第11頁 594674 五 發明說明(7)Page 11 594674 V. Description of the invention (7)
38、一分區器40以及一比較器42。子帶選擇器36會於一預 設頻率範圍選擇該複數個子帶樣本中部分的子帶樣本作為 參考取樣^料,接著能量計算器38會計算參考取樣資料中 所含的犯,值,之後將該能量值交由比較器4 2與一臨限值 ,比杈。若疋參考取樣資料的總能量超過該臨限值時,也 ,是在參考取樣資料中可能存在轉態的情形,則再由分區 器4 0將參考取樣資料分成數組等寬的子樣資料,而每一 組:取樣資料至少包含一子帶樣本的:以計算器:8會 叶算相鄰兩組子取樣資料於一預設頻率範圍内之頻率子帶 的能量差值,再將該能量差值傳送至比較器4 2與預定的臨 限值作比較。如果該能量差值大於預定的臨限值時,則可 決定編碼處理單元3 4使用短區塊的視窗資料進行修正離散 ^弦變換,如此反覆直到分區器4 2完成所有可能的子取樣 資料組合。若此時相鄰兩組的子取樣資料的能量差值仍小 於預定的臨限值,則可決定編碼處理單元3 4使用長區塊的 視窗資料進行修正離散餘弦變換。38. A partitioner 40 and a comparator 42. The sub-band selector 36 selects a sub-band sample of the plurality of sub-band samples as a reference sample in a preset frequency range, and then the energy calculator 38 calculates the offense and value contained in the reference sample data. The energy value is passed to the comparator 42 and compared with a threshold value.

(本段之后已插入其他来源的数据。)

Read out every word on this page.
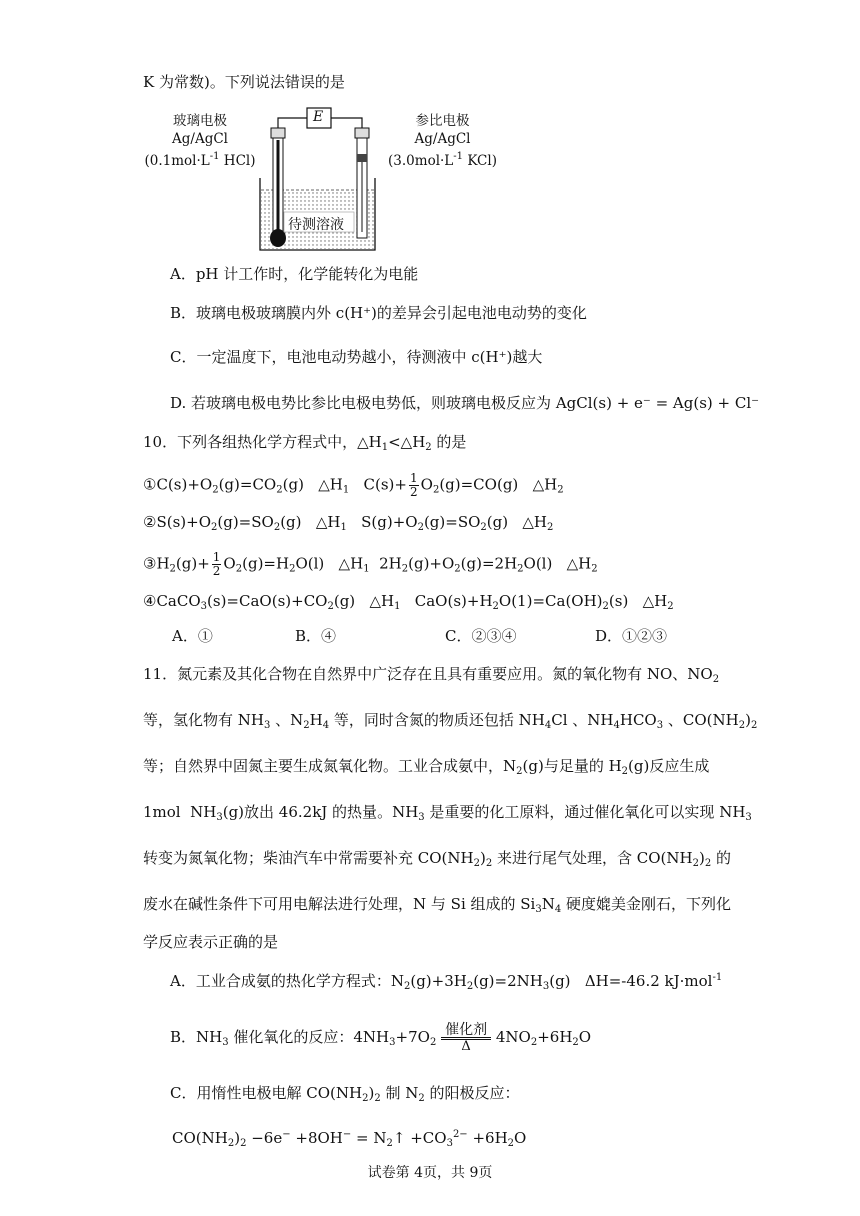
K 为常数)。下列说法错误的是
玻璃电极
Ag/AgCl
($0.1mol\cdot L^{-1}$ HCl)
参比电极
Ag/AgCl
($3.0mol\cdot L^{-1}$ KCl)
待测溶液
E
A．pH 计工作时，化学能转化为电能
B．玻璃电极玻璃膜内外 c(H⁺)的差异会引起电池电动势的变化
C．一定温度下，电池电动势越小，待测液中 c(H⁺)越大
D. 若玻璃电极电势比参比电极电势低，则玻璃电极反应为 AgCl(s) + e⁻ = Ag(s) + Cl⁻
10．下列各组热化学方程式中，$\triangle H_1<\triangle H_2$ 的是
$①C(s)+O_2(g)=CO_2(g)$   $\triangle H_1$   $C(s)+ \frac{1}{2} O_2(g)=CO(g)$   $\triangle H_2$
$②S(s)+O_2(g)=SO_2(g)$   $\triangle H_1$   $S(g)+O_2(g)=SO_2(g)$   $\triangle H_2$
$③H_2(g)+ \frac{1}{2} O_2(g)=H_2O(l)$   $\triangle H_1$  $2H_2(g)+O_2(g)=2H_2O(l)$   $\triangle H_2$
$④CaCO_3(s)=CaO(s)+CO_2(g)$   $\triangle H_1$   $CaO(s)+H_2O(1)=Ca(OH)_2(s)$   $\triangle H_2$
A．①	B．④	C．②③④	D．①②③
11．氮元素及其化合物在自然界中广泛存在且具有重要应用。氮的氧化物有 NO、$NO_2$
等，氢化物有 $NH_3$ 、$N_2H_4$ 等，同时含氮的物质还包括 $NH_4Cl$ 、$NH_4HCO_3$ 、$CO(NH_2)_2$
等；自然界中固氮主要生成氮氧化物。工业合成氨中，$N_2(g)$与足量的 $H_2(g)$反应生成
1mol  $NH_3(g)$放出 46.2kJ 的热量。$NH_3$ 是重要的化工原料，通过催化氧化可以实现 $NH_3$
转变为氮氧化物；柴油汽车中常需要补充 $CO(NH_2)_2$ 来进行尾气处理，含 $CO(NH_2)_2$ 的
废水在碱性条件下可用电解法进行处理，N 与 Si 组成的 $Si_3N_4$ 硬度媲美金刚石，下列化
学反应表示正确的是
A．工业合成氨的热化学方程式：$N_2(g)+3H_2(g)=2NH_3(g)$   ΔH=-46.2 kJ·mol$^{-1}$
B．$NH_3$ 催化氧化的反应：$4NH_3+7O_2$
催化剂
Δ	$4NO_2+6H_2O$
C．用惰性电极电解 $CO(NH_2)_2$ 制 $N_2$ 的阳极反应：
$CO(NH_2)_2 -6e^- +8OH^-$ = $N_2↑ +CO_3^{2-} +6H_2O$
试卷第 4页，共 9页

If the total energy of the reference sampling data exceeds this threshold, it is also possible that the transition state exists in the reference sampling data, and then the reference sampling data is divided into sub-sample data of equal width by the partitioner 40. And each group: the sampling data contains at least one subband sample: using a calculator: 8 will calculate the energy difference between adjacent two sets of subsampling data in a frequency subband within a preset frequency range, and then the energy The difference is transmitted to a comparator 42 for comparison with a predetermined threshold. If the energy difference is greater than a predetermined threshold, the encoding processing unit 34 may decide to use the window data of the short block to perform a modified discrete ^ string transformation, and so on until the partitioner 4 2 completes all possible subsampling data combinations. . If the energy difference between the sub-sampling data of the adjacent two groups is still smaller than the predetermined threshold at this time, it may be decided that the coding processing unit 34 uses the window data of the long block to perform the modified discrete cosine transform.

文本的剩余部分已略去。